Record review of the hygiene assessment, dated 07/11/12 through 07/26/12, revealed Patient #8 received a full bath on Wednesday, 07/11/12. Patient #8 did not receive another full bath until Monday, 07/16/12 and did not receive another full bath until the following week Tuesday, 07/24/12, eight (8) days later.
Record review of the bath log for Patient #10 revealed he/she was to receive a bath on Tuesday, Thursday and Saturday evenings.
Record review of the hygiene assessment, dated 06/29/12 through 07/26/12, revealed Patient #10 received a full bath on Saturday 07/04/12, on Monday 07/06/12, Wednesday 07/08/12, Saturday 07/11/12 and on Monday 07/13/12. Patient #10 did not receive another full bath until six days later, on Sunday 07/19/12. Then, seven days later, on Sunday 07/26/12.

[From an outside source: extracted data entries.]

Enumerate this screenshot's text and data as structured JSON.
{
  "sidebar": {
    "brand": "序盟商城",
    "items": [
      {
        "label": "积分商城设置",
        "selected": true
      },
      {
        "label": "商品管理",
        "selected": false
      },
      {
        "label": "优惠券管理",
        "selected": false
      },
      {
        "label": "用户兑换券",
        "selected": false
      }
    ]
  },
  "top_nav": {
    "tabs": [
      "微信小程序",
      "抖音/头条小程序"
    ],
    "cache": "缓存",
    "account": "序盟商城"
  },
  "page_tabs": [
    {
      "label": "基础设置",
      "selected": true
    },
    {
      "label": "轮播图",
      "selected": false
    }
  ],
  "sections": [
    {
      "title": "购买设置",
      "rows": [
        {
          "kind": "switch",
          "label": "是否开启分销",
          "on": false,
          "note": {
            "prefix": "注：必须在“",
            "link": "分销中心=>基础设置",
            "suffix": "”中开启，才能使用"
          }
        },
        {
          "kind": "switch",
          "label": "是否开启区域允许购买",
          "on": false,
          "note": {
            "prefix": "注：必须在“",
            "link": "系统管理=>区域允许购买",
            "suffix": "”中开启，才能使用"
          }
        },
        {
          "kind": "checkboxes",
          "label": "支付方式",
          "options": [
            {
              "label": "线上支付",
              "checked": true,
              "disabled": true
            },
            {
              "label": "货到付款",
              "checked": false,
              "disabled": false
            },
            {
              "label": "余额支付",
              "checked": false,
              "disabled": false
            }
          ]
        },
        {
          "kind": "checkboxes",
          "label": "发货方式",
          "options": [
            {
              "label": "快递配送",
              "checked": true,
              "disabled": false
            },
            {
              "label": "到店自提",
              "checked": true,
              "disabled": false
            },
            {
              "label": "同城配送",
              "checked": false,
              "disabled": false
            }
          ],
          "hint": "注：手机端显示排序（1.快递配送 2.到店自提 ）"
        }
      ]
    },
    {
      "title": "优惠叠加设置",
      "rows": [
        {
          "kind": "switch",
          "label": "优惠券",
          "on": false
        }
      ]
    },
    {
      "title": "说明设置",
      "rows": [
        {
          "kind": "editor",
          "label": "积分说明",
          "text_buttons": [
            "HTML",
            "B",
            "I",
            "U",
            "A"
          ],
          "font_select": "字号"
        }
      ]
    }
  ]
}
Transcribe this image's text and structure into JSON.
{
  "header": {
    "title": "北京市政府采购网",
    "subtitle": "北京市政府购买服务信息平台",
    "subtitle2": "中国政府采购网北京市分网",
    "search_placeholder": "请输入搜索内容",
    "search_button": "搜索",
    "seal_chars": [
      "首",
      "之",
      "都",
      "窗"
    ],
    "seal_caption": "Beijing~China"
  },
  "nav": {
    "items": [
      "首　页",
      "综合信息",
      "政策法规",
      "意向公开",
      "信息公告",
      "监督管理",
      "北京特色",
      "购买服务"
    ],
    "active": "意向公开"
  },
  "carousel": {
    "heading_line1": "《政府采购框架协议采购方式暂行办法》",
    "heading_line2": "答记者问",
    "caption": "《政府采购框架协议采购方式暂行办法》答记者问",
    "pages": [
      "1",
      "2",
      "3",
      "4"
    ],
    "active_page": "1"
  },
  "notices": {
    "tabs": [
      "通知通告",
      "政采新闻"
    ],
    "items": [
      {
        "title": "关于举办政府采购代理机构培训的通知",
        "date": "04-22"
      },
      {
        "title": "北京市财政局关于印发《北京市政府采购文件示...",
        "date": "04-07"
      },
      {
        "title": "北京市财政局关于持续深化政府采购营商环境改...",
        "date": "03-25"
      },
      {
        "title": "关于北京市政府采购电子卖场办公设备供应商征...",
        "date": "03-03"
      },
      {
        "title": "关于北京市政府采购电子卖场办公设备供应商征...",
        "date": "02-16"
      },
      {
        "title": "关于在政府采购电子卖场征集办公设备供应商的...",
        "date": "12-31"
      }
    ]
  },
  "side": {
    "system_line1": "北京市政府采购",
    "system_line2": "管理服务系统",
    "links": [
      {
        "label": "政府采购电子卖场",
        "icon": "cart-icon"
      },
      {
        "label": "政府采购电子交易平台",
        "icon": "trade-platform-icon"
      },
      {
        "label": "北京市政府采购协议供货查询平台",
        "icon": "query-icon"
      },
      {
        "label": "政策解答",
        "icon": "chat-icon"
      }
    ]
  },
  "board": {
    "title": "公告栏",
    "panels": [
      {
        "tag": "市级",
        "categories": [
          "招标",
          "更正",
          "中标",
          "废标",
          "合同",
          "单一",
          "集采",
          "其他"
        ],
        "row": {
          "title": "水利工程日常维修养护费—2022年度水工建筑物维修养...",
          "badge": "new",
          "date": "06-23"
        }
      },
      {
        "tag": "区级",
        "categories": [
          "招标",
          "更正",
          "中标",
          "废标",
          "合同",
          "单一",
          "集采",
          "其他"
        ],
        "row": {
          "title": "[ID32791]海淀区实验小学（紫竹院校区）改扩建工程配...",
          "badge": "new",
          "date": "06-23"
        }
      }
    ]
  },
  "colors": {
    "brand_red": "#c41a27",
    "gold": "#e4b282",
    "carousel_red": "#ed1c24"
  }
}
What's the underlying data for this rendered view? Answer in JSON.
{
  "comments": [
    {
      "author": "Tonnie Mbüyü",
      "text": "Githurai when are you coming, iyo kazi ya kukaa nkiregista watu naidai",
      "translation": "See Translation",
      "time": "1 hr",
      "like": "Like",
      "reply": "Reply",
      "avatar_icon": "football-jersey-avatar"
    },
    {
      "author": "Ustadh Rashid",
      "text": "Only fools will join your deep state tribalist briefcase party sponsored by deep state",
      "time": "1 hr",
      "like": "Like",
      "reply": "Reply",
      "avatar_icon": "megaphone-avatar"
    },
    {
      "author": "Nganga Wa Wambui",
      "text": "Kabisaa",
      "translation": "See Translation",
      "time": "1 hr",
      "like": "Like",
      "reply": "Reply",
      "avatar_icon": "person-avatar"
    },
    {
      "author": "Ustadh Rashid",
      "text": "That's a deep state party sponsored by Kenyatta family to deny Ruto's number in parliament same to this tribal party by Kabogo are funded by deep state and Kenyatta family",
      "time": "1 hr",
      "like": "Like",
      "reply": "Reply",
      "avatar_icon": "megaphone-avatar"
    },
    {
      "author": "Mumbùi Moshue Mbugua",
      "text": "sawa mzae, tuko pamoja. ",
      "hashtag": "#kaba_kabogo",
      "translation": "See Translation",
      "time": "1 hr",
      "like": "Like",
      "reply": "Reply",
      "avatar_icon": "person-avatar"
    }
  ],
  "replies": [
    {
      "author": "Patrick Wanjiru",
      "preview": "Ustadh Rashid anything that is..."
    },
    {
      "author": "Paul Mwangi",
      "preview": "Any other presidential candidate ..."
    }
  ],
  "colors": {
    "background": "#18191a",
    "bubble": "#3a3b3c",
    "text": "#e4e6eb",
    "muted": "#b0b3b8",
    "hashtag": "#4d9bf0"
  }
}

Interview with Certified Nursing Assistant (CNA) #2, on 07/26/12 at 5:45 PM, revealed she reviews a list for patients who need a bath. CNA #2 stated she documented baths in the computer. She stated she tried to offer a bath to the patient then document under the comments section in the computer. If the patient did not receive a bath, the CNA then reported to the next shift. If the patient refused or did not receive a bath on their scheduled day, the CNA was to then report the information to the nurse or the Unit Manager.
Interview with the 5 C Unit Manager, on 07/26/12 at 4:58 PM, revealed the bathing staff were to do baths on the patients scheduled days. The Unit Manager stated if a patient refused or did not receive a bath; the CNA was to report to the nurse. If the bath issue was not resolved then the Unit Manager would find a way to resolve the concern.
Tag No.: A0749
Based on observation, interview, and facility policy review, it was determined the facility failed to follow an infection control program for one (1) of ten (10) patients as evidence by staff not disinfecting hands after removal of gloves while doing wound dressing changes and replacing a used dressing into the wound of Patient #9.
The findings include:
Review of the Hand Hygiene Policy, revised 06/11, revealed the purpose for hand hygiene was to remove transient microorganism from hands by following the CDC or the WHO hand hygiene guidelines. Hand hygiene will be performed as follows; after the removal of gloves.
Observation of the Nurse Practitioner assessing Patient #9's wound to her right eye, on 07/26/12 at 3:40 PM, revealed the Nurse Practitioner removing an eye dressing to the right eye and then replacing it back into the eye.
Interview with the Nurse Practitioner, on 07/26/12 at 3:40 PM, revealed she placed the dressing back into the right eye of Patient #9 because she did not want the eye socket to become dry.
Observations of the Nurse Practitioner completing a skin assessment and dressing change, on 07/26/12 at 4:02 PM, revealed the Nurse Practitioner applied two pairs of gloves on. She touched Patient #10's soiled brief, then removed the old dressing from Patient #10's coccyx. The Nurse Practitioner removed her gloves and placed new gloves on. She then cleaned the wound to the coccyx area and reassessed Patient #10's wound. The Nurse Practitioner then removed her gown and gloves and washed her hands.
Interview with the Nurse Practitioner, on 07/26/12 at 4:19 PM, revealed she was aware when she removed her gloves, she needed to turn them inside out and then wash her hands between glove changes. The Nurse Practitioner stated they wash their hands to prevent the transfer of any germs to the patients.
Interview with 5 th floor Nurse Manager, on 07/26/12 at 5:45 PM, revealed when staff members remove their gloves they were to wash their hands. The Nurse Manager stated they wash their hands to prevent the spread of infection. The Nurse Manager further stated dirty dressings were not to be placed back into a wound because they are re-infecting the wound.